Unsere Club Geschichte

Geschichte: Von 1910 bis heute

Am 22. Dezember 1910 wurde der Deutsche Hockey Club in Hannover im Hotel „zu den Vier Jahreszeiten“ gegründet. Die 17 Gründungsmitglieder – darunter der Student der Medizin Friedrich Fiedler, der bis zu seinem Tode das Bild des DHC maßgeblich geprägt hatte – waren bis dato Mitglieder im DSV 1878, die sich mit der Gründung des DHC von ihrem alten Club lossagten. Als Clubfarben wurden die Farben schwarz und rot festgelegt.

Schon im Frühjahr 1911 wurde der Sportbetrieb aufgenommen. Hockey wurde auf einem angemieteten Platz auf der Radrennbahn gespielt, während die Tennisspieler Sonntags auf drei Plätzen des Deutschen Tennis Vereins (DTV) als Gäste spielen durften.

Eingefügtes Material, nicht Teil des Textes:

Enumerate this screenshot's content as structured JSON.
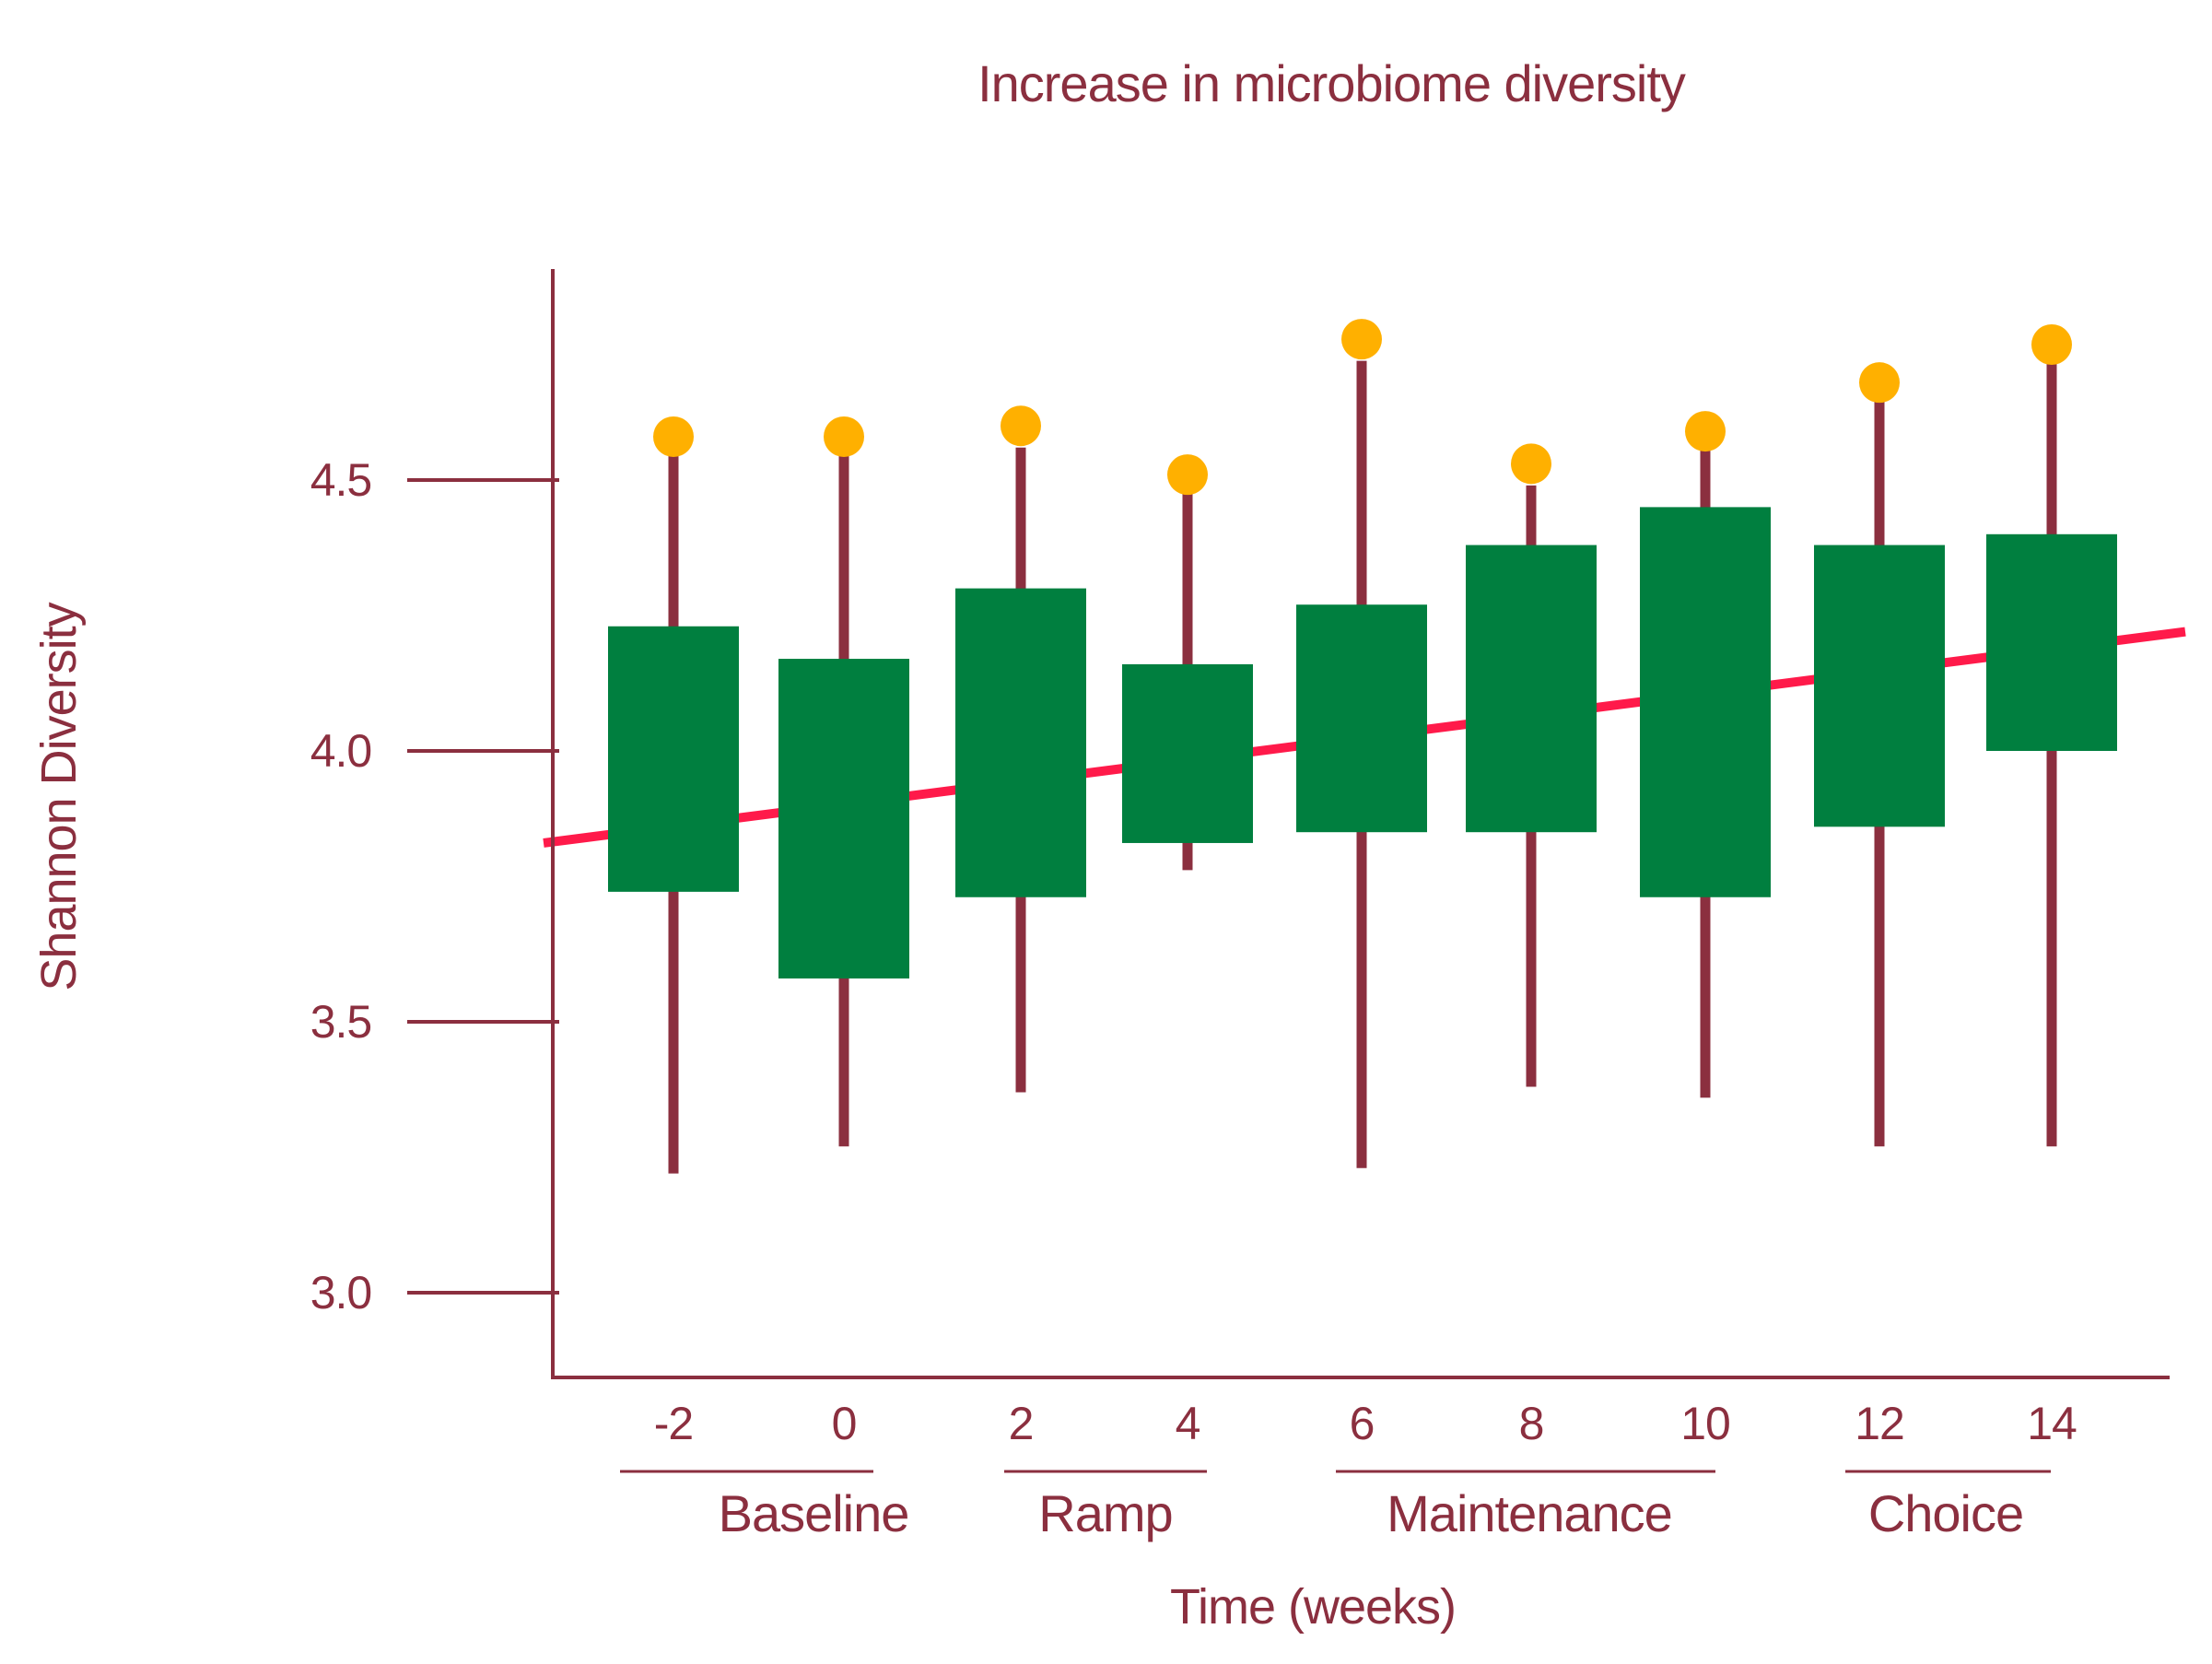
{
  "colors": {
    "text": "#8B2F3F",
    "axis": "#8B2F3F",
    "box": "#007F3F",
    "whisker": "#8B2F3F",
    "outlier": "#FFB000",
    "trend": "#FF1A4A",
    "background": "#FFFFFF"
  },
  "chart_data": {
    "type": "box",
    "title": "Increase in microbiome diversity",
    "xlabel": "Time (weeks)",
    "ylabel": "Shannon Diversity",
    "ylim": [
      2.85,
      4.9
    ],
    "yticks": [
      3.0,
      3.5,
      4.0,
      4.5
    ],
    "ytick_labels": [
      "3.0",
      "3.5",
      "4.0",
      "4.5"
    ],
    "grid": false,
    "legend": "none",
    "categories": [
      "-2",
      "0",
      "2",
      "4",
      "6",
      "8",
      "10",
      "12",
      "14"
    ],
    "boxes": [
      {
        "week": "-2",
        "whisker_low": 3.22,
        "q1": 3.74,
        "q3": 4.23,
        "whisker_high": 4.55,
        "outlier": 4.58
      },
      {
        "week": "0",
        "whisker_low": 3.27,
        "q1": 3.58,
        "q3": 4.17,
        "whisker_high": 4.55,
        "outlier": 4.58
      },
      {
        "week": "2",
        "whisker_low": 3.37,
        "q1": 3.73,
        "q3": 4.3,
        "whisker_high": 4.56,
        "outlier": 4.6
      },
      {
        "week": "4",
        "whisker_low": 3.78,
        "q1": 3.83,
        "q3": 4.16,
        "whisker_high": 4.48,
        "outlier": 4.51
      },
      {
        "week": "6",
        "whisker_low": 3.23,
        "q1": 3.85,
        "q3": 4.27,
        "whisker_high": 4.72,
        "outlier": 4.76
      },
      {
        "week": "8",
        "whisker_low": 3.38,
        "q1": 3.85,
        "q3": 4.38,
        "whisker_high": 4.49,
        "outlier": 4.53
      },
      {
        "week": "10",
        "whisker_low": 3.36,
        "q1": 3.73,
        "q3": 4.45,
        "whisker_high": 4.56,
        "outlier": 4.59
      },
      {
        "week": "12",
        "whisker_low": 3.27,
        "q1": 3.86,
        "q3": 4.38,
        "whisker_high": 4.65,
        "outlier": 4.68
      },
      {
        "week": "14",
        "whisker_low": 3.27,
        "q1": 4.0,
        "q3": 4.4,
        "whisker_high": 4.72,
        "outlier": 4.75
      }
    ],
    "trend_line": {
      "start": 3.83,
      "end": 4.22
    },
    "groups": [
      {
        "label": "Baseline",
        "weeks": [
          "-2",
          "0"
        ]
      },
      {
        "label": "Ramp",
        "weeks": [
          "2",
          "4"
        ]
      },
      {
        "label": "Maintenance",
        "weeks": [
          "6",
          "8",
          "10"
        ]
      },
      {
        "label": "Choice",
        "weeks": [
          "12",
          "14"
        ]
      }
    ]
  }
}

1913 wurde die eigene Clubanlage im Georgengarten mit einem Hockeyturnier eröffnet, bei dem auch eine repräsentative Elf der Englischen Hockey Association teilnahm. Die Sportanlage bestand aus zwei Hockey– und vier Tennisplätzen, nebst einem kleinen Clubhaus mit Garderoben.

Trotz der Weltwirtschaftskrise wurde 1924 ein größeres Clubhaus gebaut, die Tennisanlage um 3 Plätze erweitert und eine 600 m Laufbahn fertiggestellt. Vom Beginn der zwanziger Jahre war die Leichtathletikabteilung im DHC führend unter sämtlichen Vereinen in Hannover. Allein der damals berühmte Staffellauf „Hildesheim-Hannover“ wurde sechs mal in Folge vom DHC gewonnen.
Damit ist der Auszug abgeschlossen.